With its handful of shops, restaurants and sights, including an excellent Aboriginal cultural centre, TENNANT CREEK remains the best stopover on the long haul between Katherine (669km north) and Alice Springs (507km south). At the heart of the Barkly Region, Tennant is a hub for the rich mining and beef industries and the surrounding area and is home to the NT’s oldest, and some of the world’s biggest, cattle stations. If your visit coincides with one of the many campdrafts and rodeos that dominate the social calendar (March–Oct), you might just have one of the best experiences of your trip.

Sadly, Tennant also has a dark side, with alcohol-fuelled violence and severe social problems blighting the Aboriginal community that makes up half the town’s population of 3900. Hoteliers often warn guests not to venture out at night or at least take a taxi. At the time of writing, it remained to be seen whether alcohol selling restrictions were having an effect.

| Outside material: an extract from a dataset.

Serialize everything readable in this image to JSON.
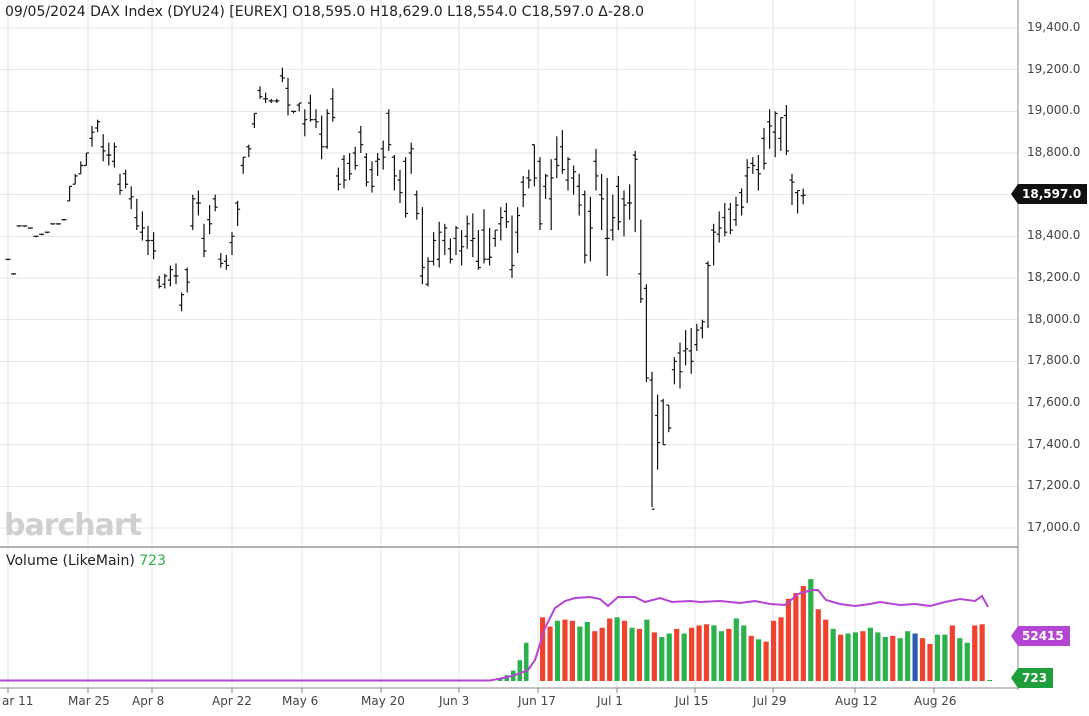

John McDouall Stuart came through Tennant Creek in the early 1860s, followed by the Overland Telegraph Line ten years later. Pastoralists and prospectors arrived from the south and east, and in 1933 it was the site of Australia’s last major goldrush. This was the time of gritty “gougers”, such as Jack Noble and partner Bill Weaber (with one eye between them), who defied the Depression by pegging some of the most productive claims. Mining corporations continue to exploit the rich deposits here, with mineral exploration the most important industry alongside beef.